Lighthouse Point Editorial
BREEF’s Executive Director Casuarina McKinney-Lambert was featured in the October 11 edition of the Tribune with her Letter to the Editor regarding Lighthouse Point.
That is what the island of Eleuthera represents, indeed what its name means—from the ancient Greek word Eleutheria. A sense of freedom is exactly what so many who visit this rural island in The Bahamas come seeking, and is what draws people like myself who were born on Eleuthera back home. There are few places in the world where you can feel as truly liberated as when you’re standing at the southern tip of the island, on a pristine peninsula that has long been recognized as one of the most iconic and beautiful landmarks of the country—Lighthouse Point.
However, this site of local, national and regional importance is under immediate threat. A cruise ship company has made a bid to buy the land and turn the site into a port, which would allow them to boat hundreds of thousands of tourists a year to yet another “private island” experience. A cruise ship port at this much-loved landmark is the antithesis of what makes Eleuthera—a wild, beautiful island—so special.
The 700-acre peninsula was a site of historic importance for both the pre-Colombian Lucayan inhabitants and the subsequent settlers who depended on the light at Lighthouse Point to navigate their ships through the treacherous shoals.
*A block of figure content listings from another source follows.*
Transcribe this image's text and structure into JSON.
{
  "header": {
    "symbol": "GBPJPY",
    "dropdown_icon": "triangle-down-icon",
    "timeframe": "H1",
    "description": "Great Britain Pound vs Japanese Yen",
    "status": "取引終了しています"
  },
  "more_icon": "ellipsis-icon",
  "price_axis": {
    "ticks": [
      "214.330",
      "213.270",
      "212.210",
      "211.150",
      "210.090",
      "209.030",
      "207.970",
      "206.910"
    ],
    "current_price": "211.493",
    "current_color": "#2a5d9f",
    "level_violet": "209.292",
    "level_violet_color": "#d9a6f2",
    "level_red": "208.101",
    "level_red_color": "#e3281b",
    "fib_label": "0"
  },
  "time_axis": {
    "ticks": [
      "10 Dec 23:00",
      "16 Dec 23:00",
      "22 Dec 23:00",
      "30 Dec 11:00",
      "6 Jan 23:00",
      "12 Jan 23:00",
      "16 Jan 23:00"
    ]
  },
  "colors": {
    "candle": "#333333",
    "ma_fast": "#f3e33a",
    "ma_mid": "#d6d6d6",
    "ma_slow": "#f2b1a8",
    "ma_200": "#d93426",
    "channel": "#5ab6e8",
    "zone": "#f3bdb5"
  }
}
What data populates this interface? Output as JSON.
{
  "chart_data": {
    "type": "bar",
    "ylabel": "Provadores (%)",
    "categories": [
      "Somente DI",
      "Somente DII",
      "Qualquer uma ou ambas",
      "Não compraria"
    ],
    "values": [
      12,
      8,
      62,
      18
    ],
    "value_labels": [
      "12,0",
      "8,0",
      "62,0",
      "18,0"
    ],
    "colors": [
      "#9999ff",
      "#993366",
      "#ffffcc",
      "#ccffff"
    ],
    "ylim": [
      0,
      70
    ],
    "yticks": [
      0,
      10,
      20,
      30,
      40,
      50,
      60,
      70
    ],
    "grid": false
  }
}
It is a pristine place of tremendous biodiversity—vibrant coral reefs, submarine precipices descending into the Exuma Sound, sharks and deep-sea fish on “the bridge,” turtle nesting beaches, dramatic limestone cliffs, inland wetlands, and forests. It is a space for local recreation and outdoor education for Bahamians, and it is a tourist attraction like no other. The untouched beauty and wilderness of Lighthouse Point continually inspires visitors to explore the length of Eleuthera and the charming settlements along the way, adventure down the bumpy road to Lighthouse Point, and experience nature at its finest.
Disney Cruise Lines has proposed to change the ambience and spirit of the space by constructing a $200mill pier to dock their ships, dredge a marina, and build land-based facilities along the coast. All of this would enable them to shepherd ashore their herds of guests for the day a few days a week, who would leave behind garbage and sewage for the small island of less than 10,000 residents to process.
There are numerous irrevocable environmental impacts that would be caused by the construction and operation of a cruise ship port in such a pristine location. Dredging for construction would result in sedimentation on nearby coral reefs and seagrass beds, killing fish, corals, and other marine life, and regular ship docking would cause air pollution and further sedimentation on a daily basis. Cruise ship groundings and everyday anchor damage have destroyed huge areas of live coral reef around the world. In 2012, a cruise ship pulverized the reef in The Bahamas off of Freeport and left scars of toxic bottom paint to contaminate the waters. Construction on land would destroy sensitive ecosystems and archeological sites, impact turtle nesting beaches, and cause more run-off into the sea.
The construction of a cruise ship port at Lighthouse Point would also restrict local access and contribute only minimal economic benefits to local communities. In the cruise ship tourism model, virtually all amenities for cruise passengers are provided by the cruise line itself, rather than by local businesses. As such, while cruise ship visitors make up 75% of annual tourist arrival numbers in The Bahamas, they contribute only 10% of the tourism revenue. It is the country’s stop-over tourists who stay in hotels or guest cottages who, though they constitute only 25% of total visitor numbers, contribute 90% of the tourism revenue. Moreover, each of the major cruise lines visiting The Bahamas already has a private island destination, Disney included, as they already take their guests to Castaway Cay in the northern Bahamas. Yet, they are now looking for a second private destination.
BREEF and partner organisations on Eleuthera and throughout the country are standing together against this proposed development with an alternate, Bahamian-inspired plan for sustainable development of the area that will leave the most pristine few hundred acres of the tip of the peninsula untouched, while creating a hub for eco-tourism that will provide a variety of jobs and opportunities for local entrepreneurship. Critically, the alternate plan would also allow for and encourage local and visitor access to the entire peninsula. Eco-tourism is the fastest growing sector of the tourism industry, adhering to the values of sustainability that people are embracing around the world.
The case of Lighthouse Point, Eleuthera will be seen as a deciding point in the future of the tourism model in The Bahamas and potentially for other small island developing states around the world. Do we continue to choose the “high environmental impact with low economic returns” option of allowing our most precious landmarks to be locked away as private cruise destinations? Or, do we instead chart a new course, highlight what makes each island in the archipelago of The Bahamas unique, and optimize the use of our natural assets and human resources, so that both our visitors and the people who inhabit these islands truly experience the best of what the country has to offer? We at BREEF are committed to ensuring that the second path is followed, and, to date, over 30,000 people have joined us and signed a petition to protect Lighthouse Point and ask Disney to choose another location.